Marginalized communities often feel that they are the subject of research but not always the beneficiaries of it. Thinking back to the research project(s) you have been a part of, what was the experience like for the community involved? What steps were taken to ensure that the research was done in a way that was respectful of and beneficial to the individuals and communities involved? 

This is a great question. In the projects that I have been involved with, I have seen that communities may have both positive and negative experiences. I think that how you establish the partnership at the outset, before you ever apply for funding or put together a proposal, is especially important. In research that was the most respectful and beneficial to the communities involved, I think that the key was that the research topic (for example, harm reduction and crack cocaine use) was identified by the community and not by the researchers. Also, throughout the project, the entire team viewed community benefits as a key aspect of the entire process. Benefits that were gained by the individuals and communities who participated include developing collaboration skills; an opportunity to inform interventions and be part of implementing interventions; and, in some instances, having a direct voice with policymakers.

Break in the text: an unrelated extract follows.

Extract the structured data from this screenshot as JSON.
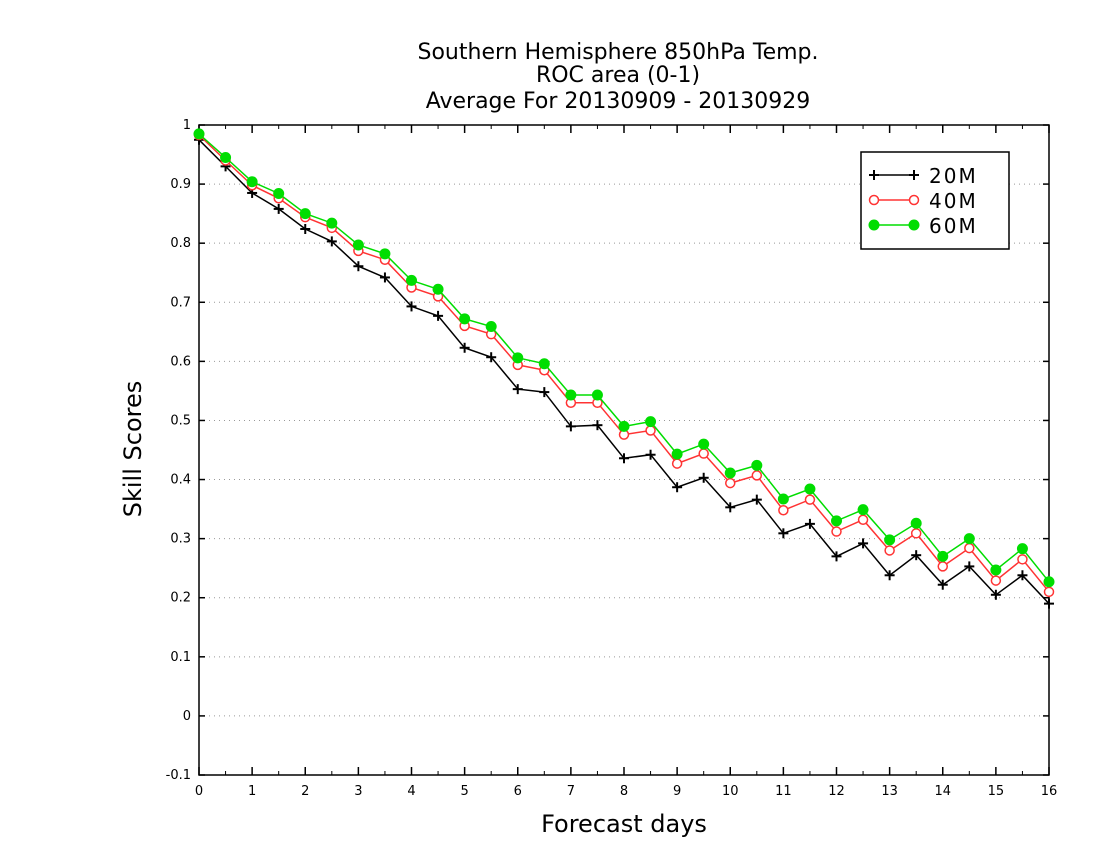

What would your advice be to others who work in the world of HIV and/or hepatitis C prevention who are considering a research partnership?

Perhaps one of the greatest issues that researchers need to consider is sustainability. If, as a researcher, you are engaging in a community partnership to develop interventions that promote and protect people’s health, I think that you need to be attuned to how you see yourself in relation to sustaining a successful intervention. I believe that researchers have an ethical obligation to examine their commitment to sustainability prior to engaging in a community partnership. There are many ways to promote sustainability, such as involving from the outset of the project key stakeholders who have the ability to influence funding and the delivery of health services. Building, or maximizing, the capacity of a community can also help people sustain interventions and play a leadership role in the future. It is also valuable to consider the perspectives of community members regarding sustainability and their expectations for a project.

My other advice is that researchers and community members need to have a frank discussion about the benefits of research beyond building knowledge. In addition to building knowledge about the effectiveness of an intervention or informing policy, individual team members and the community more generally can potentially benefit in very real ways as the project is underway. I was once asked in a team meeting, “What will people get out of participating in this research project?” We had a great discussion about the benefits, which included community capacity-building (for example, expanding leadership capacities, expanding funding application capacities) and integrating existing but perhaps untapped health and social service resources into the activities of the community. I think that the community-based research or community-academic partnerships should build upon existing community capacities.